Seattle Storm player, Alysha Clark, told ESPN’s “Pardon the Interruption” that Loeffler needs to step down.

“At the WNBA we are about inclusion, we are about equality, and you are constantly seeing WNBA players at the front of social justice causes fighting for what’s right,” Clark said.  “And so to have somebody apart of our league owning a team, you know, that opposes the equality of black lives…it doesn’t make sense, and she needs to go.”

ESPN host Stephen A. Smith said removing her from day-to-day operations is not enough when players are asking her to be removed from team ownership.

“I don’t want to hear any politician say politics shouldn’t be part of sports. They have nothing to say when the president comments about sports all the time,” Smith said.

Two-time WNBA champion Renee Montgomery said on TMZ Sports in a message to Loeffler, “Your views don’t mesh with WNBA culture.”

Despite the backlash, Loeffler is not entirely alone in her concern about BLM in particular. On the FOX Sports 1 show, “Speak for Yourself,” former NFL all-pro defensive end Marcellus Wiley explained that BLM’s mission statement says its goals is to end the nuclear family as we know it. Wiley maintains that intact black families lead to personal and economic success for African-Americans and balked at BLM’s claim that white supremacy was the most pressing issue for blacks in America today. “Being a father and a husband that’s my mission in life right now,” he said.
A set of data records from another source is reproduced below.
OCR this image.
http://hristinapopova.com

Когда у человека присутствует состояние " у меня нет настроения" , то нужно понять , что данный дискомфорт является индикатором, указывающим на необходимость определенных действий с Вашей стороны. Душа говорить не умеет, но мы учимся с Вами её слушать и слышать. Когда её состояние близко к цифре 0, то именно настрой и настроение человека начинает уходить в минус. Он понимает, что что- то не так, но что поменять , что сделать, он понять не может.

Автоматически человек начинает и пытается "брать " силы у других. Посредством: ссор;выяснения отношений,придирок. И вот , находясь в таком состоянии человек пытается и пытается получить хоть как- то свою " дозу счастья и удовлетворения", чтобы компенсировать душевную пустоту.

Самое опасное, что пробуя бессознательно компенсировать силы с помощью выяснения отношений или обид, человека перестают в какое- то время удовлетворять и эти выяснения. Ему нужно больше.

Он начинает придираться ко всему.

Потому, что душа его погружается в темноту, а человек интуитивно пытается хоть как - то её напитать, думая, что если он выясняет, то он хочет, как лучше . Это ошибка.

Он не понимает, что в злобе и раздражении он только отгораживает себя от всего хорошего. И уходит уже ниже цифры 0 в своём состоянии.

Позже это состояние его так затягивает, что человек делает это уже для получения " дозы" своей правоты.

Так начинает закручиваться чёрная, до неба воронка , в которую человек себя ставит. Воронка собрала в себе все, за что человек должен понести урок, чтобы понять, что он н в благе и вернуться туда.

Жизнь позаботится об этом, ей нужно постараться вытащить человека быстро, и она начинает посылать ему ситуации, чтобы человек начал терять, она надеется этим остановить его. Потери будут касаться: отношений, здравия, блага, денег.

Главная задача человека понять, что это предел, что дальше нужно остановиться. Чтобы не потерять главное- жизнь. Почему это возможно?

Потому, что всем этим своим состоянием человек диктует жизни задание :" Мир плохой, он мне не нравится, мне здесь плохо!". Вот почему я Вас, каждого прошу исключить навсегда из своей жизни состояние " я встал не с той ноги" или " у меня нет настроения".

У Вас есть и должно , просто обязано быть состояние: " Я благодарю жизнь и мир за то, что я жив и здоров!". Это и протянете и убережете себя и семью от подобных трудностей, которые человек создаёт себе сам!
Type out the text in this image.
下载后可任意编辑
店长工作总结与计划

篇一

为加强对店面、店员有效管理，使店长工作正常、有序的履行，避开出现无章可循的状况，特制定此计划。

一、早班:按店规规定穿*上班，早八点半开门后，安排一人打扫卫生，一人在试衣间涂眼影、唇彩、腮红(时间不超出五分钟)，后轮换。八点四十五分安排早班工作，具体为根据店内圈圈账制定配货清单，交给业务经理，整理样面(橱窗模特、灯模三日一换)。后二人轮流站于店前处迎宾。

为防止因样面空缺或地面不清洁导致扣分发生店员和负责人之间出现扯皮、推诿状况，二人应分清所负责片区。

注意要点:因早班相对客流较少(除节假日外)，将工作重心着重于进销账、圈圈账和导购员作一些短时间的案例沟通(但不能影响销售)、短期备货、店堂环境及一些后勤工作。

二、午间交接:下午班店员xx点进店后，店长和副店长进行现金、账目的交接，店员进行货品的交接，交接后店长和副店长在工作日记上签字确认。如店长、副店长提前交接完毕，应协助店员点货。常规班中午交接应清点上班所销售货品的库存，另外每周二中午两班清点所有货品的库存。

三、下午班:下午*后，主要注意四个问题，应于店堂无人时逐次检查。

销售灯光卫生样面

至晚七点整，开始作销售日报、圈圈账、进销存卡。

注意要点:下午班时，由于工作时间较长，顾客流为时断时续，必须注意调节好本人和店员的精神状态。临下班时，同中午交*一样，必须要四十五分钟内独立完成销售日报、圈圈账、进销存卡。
If all this heat were not enough, Loeffler has a difficult special election ahead of her on Nov. 3, facing off against twenty candidates for her US Senate seat. Despite criticism, and a difficult election, Loeffler insists she will not be stepping down as a co-owner and stands behind her efforts to depoliticize women’s basketball. 

“This week they threatened to burn the system down, literally and figuratively if they don’t get what they want,” she said in an interview with Fox News. “This is an organization that looks to destroy American principles and I had to draw the line.”